LIENING CARGO – which lien clause applies to the bill of lading?
In a dry bulk market where some charterers are not paying freight or hire, their counterparties are often left to consider if they can lien the cargo on board the chartered vessel to obtain payment voluntarily, or by court sale if necessary.
Often this involves looking at a Congenbill of lading and establishing if a charterparty lien clause applies via clause (1) on the reverse which incorporates all “terms and conditions, liberties and exceptions of the Charterparty, dated as overleaf…”. Problems arise when there is no date overleaf and a number of charterparties in a chain, any of which could apply, or there are a number of charterparties in the chain with the same date as overleaf. The issue then becomes which charterparty lien clause to apply and what debt does it apply to.
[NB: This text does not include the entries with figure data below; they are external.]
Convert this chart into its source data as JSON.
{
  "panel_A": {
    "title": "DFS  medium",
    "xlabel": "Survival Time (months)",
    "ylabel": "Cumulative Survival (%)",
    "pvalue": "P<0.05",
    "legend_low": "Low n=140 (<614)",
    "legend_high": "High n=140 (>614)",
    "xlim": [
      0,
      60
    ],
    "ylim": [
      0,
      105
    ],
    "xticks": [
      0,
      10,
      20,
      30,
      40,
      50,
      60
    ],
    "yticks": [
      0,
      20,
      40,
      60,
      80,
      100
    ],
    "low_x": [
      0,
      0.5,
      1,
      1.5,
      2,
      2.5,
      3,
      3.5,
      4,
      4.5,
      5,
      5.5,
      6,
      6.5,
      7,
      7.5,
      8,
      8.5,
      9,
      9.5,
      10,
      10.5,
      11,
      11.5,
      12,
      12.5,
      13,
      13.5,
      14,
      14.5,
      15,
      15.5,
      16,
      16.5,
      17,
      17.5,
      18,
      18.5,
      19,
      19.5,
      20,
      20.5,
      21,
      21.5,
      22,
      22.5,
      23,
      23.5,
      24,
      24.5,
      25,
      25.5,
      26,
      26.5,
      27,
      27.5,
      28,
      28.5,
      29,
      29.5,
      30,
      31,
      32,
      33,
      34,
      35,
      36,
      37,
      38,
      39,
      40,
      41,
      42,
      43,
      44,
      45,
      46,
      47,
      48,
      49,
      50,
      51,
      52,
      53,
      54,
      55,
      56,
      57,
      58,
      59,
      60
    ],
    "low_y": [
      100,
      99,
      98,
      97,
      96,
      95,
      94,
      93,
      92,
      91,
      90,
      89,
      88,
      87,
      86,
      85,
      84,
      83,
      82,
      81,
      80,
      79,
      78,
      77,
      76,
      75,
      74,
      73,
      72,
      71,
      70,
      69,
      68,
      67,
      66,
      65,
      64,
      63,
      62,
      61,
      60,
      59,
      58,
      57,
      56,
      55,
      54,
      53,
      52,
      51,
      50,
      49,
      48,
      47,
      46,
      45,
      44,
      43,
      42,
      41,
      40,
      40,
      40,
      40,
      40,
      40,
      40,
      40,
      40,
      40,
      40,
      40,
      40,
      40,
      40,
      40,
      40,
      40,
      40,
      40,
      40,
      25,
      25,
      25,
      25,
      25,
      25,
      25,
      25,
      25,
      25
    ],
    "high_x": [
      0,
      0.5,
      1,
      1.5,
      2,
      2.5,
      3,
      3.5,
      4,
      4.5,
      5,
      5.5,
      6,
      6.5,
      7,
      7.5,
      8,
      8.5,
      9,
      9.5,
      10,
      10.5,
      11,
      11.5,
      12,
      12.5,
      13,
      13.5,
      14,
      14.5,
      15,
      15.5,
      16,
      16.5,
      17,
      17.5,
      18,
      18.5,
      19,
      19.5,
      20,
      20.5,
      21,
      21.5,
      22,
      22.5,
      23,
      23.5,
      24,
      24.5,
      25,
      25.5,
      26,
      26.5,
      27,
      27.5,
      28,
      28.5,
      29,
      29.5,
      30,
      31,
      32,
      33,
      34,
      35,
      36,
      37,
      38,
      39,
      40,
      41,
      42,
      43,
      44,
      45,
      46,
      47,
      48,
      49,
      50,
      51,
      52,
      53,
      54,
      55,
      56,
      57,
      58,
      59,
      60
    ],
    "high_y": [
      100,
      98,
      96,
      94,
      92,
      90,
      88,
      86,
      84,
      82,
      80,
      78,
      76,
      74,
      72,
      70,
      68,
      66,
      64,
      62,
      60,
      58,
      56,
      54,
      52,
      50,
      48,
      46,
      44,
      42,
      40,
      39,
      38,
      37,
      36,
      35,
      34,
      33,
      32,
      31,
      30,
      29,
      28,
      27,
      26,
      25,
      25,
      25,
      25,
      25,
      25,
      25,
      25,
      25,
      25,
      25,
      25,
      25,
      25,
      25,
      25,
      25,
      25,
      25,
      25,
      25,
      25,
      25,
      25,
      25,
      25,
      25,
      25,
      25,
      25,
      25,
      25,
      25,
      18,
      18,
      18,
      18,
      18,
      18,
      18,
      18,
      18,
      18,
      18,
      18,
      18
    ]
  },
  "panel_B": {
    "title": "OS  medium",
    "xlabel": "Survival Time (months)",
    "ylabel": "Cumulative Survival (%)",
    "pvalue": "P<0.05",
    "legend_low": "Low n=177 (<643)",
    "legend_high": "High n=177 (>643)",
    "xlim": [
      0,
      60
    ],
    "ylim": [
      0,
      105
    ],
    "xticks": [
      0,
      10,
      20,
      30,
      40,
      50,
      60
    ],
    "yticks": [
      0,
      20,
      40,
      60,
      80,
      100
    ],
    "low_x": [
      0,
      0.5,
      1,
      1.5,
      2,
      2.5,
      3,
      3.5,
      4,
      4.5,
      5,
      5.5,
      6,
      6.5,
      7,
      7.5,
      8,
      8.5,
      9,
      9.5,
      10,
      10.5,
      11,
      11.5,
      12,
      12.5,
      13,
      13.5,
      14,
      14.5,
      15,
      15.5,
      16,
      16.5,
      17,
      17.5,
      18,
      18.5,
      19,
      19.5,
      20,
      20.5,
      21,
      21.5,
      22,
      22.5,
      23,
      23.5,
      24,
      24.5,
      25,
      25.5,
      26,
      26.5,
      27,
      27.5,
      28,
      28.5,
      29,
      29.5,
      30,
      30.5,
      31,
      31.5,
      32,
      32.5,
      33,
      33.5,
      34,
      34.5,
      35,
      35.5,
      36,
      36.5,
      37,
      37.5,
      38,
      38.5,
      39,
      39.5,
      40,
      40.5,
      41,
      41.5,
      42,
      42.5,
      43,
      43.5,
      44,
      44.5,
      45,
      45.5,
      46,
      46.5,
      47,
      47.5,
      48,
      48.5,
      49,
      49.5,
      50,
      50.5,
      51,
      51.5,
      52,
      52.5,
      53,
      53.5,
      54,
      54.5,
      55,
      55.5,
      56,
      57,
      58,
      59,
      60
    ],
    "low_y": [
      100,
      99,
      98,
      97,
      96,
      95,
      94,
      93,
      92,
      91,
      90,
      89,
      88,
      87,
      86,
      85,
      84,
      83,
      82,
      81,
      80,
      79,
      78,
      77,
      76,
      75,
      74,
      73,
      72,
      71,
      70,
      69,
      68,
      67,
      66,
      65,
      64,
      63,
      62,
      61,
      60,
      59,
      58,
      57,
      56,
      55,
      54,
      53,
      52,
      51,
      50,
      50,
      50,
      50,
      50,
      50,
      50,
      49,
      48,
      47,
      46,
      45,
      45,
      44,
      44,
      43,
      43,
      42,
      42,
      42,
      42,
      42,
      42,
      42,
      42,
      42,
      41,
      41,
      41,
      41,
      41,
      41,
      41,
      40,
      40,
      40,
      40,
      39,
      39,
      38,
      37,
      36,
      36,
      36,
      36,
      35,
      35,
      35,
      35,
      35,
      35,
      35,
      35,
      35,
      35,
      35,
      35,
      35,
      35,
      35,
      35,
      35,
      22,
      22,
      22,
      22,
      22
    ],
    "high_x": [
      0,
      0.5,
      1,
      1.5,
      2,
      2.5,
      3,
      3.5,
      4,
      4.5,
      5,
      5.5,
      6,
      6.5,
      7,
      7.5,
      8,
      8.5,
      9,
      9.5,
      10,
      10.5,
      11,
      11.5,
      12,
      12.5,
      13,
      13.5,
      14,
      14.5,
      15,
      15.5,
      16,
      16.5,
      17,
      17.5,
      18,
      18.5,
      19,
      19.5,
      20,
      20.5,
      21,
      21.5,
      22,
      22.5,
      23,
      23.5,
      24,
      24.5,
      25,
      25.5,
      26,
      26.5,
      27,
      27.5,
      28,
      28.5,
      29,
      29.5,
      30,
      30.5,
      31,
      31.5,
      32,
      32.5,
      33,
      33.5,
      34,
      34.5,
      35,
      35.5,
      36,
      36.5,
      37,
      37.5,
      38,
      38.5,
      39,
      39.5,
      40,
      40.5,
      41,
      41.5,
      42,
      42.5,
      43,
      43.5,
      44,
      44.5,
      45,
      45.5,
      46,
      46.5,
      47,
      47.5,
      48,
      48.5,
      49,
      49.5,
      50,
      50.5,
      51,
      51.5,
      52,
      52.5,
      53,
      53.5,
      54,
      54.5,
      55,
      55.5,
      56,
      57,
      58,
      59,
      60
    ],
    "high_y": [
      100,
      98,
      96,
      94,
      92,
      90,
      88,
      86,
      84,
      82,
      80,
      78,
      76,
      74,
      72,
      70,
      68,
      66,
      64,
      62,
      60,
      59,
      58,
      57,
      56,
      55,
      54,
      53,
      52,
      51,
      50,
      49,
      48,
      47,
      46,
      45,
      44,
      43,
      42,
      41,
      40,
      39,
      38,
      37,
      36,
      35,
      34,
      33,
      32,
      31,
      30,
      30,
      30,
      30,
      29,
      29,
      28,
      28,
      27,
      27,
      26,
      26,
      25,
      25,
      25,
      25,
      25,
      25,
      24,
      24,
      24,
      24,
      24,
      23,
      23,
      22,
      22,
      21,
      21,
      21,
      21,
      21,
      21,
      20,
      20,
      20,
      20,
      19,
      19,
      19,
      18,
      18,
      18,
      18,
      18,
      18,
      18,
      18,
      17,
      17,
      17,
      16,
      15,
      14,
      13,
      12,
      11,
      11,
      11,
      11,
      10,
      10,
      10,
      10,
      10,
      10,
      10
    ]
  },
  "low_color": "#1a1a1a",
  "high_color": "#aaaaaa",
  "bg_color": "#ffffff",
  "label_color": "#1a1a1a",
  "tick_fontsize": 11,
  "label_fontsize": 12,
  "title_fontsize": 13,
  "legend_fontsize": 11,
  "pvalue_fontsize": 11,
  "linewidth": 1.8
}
As a matter of English law, the absence of a date overleaf on the face of the Congenbill does not prevent a charterparty from being incorporated. Where there is only one, direct with head owners, there is no issue as to it applying. However, what if there is a head time charter, followed by a sub time charter, followed by a head voyage charter and then a sub voyage charter. Which of these four charters is to be incorporated? Owners normally assert it is their head charter, as the charterparty they signed. Receivers under the bill usually argue it is the sub voyage charter, as the contract they most likely knew of in arranging the shipment. However, English law points in a different direction.
The starting point is that under a time charter, it is the time charterer who has power over the issue of the bill of lading, providing these reflect the mate’s receipts. It is also the time charterer who has authority to give orders to the master and direct the vessel in its commercial business. As such, the charterparty most likely to be of greatest influence on the voyage will have a time charterer as one of the parties. However, in so far as the Congenbill only concerns a single voyage, then the charterparty likely to be of most relevance to it will be a voyage charter. As such, English law hesitantly arrives at the position that the applicable charterparty is the one where a time charterer is acting as disponent owner, with the head voyage charterer as its counterparty. In other words, in our scenario, it will be the terms of the head voyage charter between the sub time charterer and the head voyage charterer that will be incorporated into the Congenbill.
This then raises a further question: If the bill of lading is an owner’s bill, made between head owners and receivers, how can a lien in the head voyage charter be applied to that bill when it refers to freight due to the sub time charterer who is not a party to the bill? Does the fact that the freight subject to the lien is not to be paid to the head owner bar the exercise of the lien? English law suggests not. Providing the freight is still due to be paid by the head voyage charterer to the sub time charterer, then the sub time charterer can direct the head time charterer to direct the head owner to exercise the lien on its behalf (against its indemnity for the costs, expenses and potential liabilities involved). The head owner acts as a form of trustee in such a lien, and accounts to the time charterers for any payments received as a consequence of the lien.
Obviously, persuading the head owner to take such steps can be difficult, particularly if it has been paid hire in full and has no personal interest in collecting the freight for time charterers. However, the alternative is that head owners might face orders from time charterers to stop the vessel in an attempt to obtain payment in the absence of a formal lien by head owners. Head owners would argue that this puts them in breach of the Congenbill as against the receivers, to which time charterers would say it is their right to give orders, including the right to order head owners in how to exercise rights under the bill of lading, so if head owners refuse, they are in breach. The respective rights and wrongs of such a showdown would be complex, but faced with this situation, head owners may well prefer to exercise the lien themselves as trustee to give themselves more protection from claims under the bill of lading from the receivers, particularly if head owners obtain an indemnity from the time charterers in the process.
As in all charterparty matters, generalisations are interesting but the individual circumstances of each dispute need to be carefully checked to see if they apply. Bearing that in mind, when it comes to liening cargo under a Congen bill, it seems English law will be looking first to the head voyage charterparty as the source of relevant terms to be incorporated into the Congen bill unless another charter is expressly identified, and this is likely to lead to a less than obvious outcome.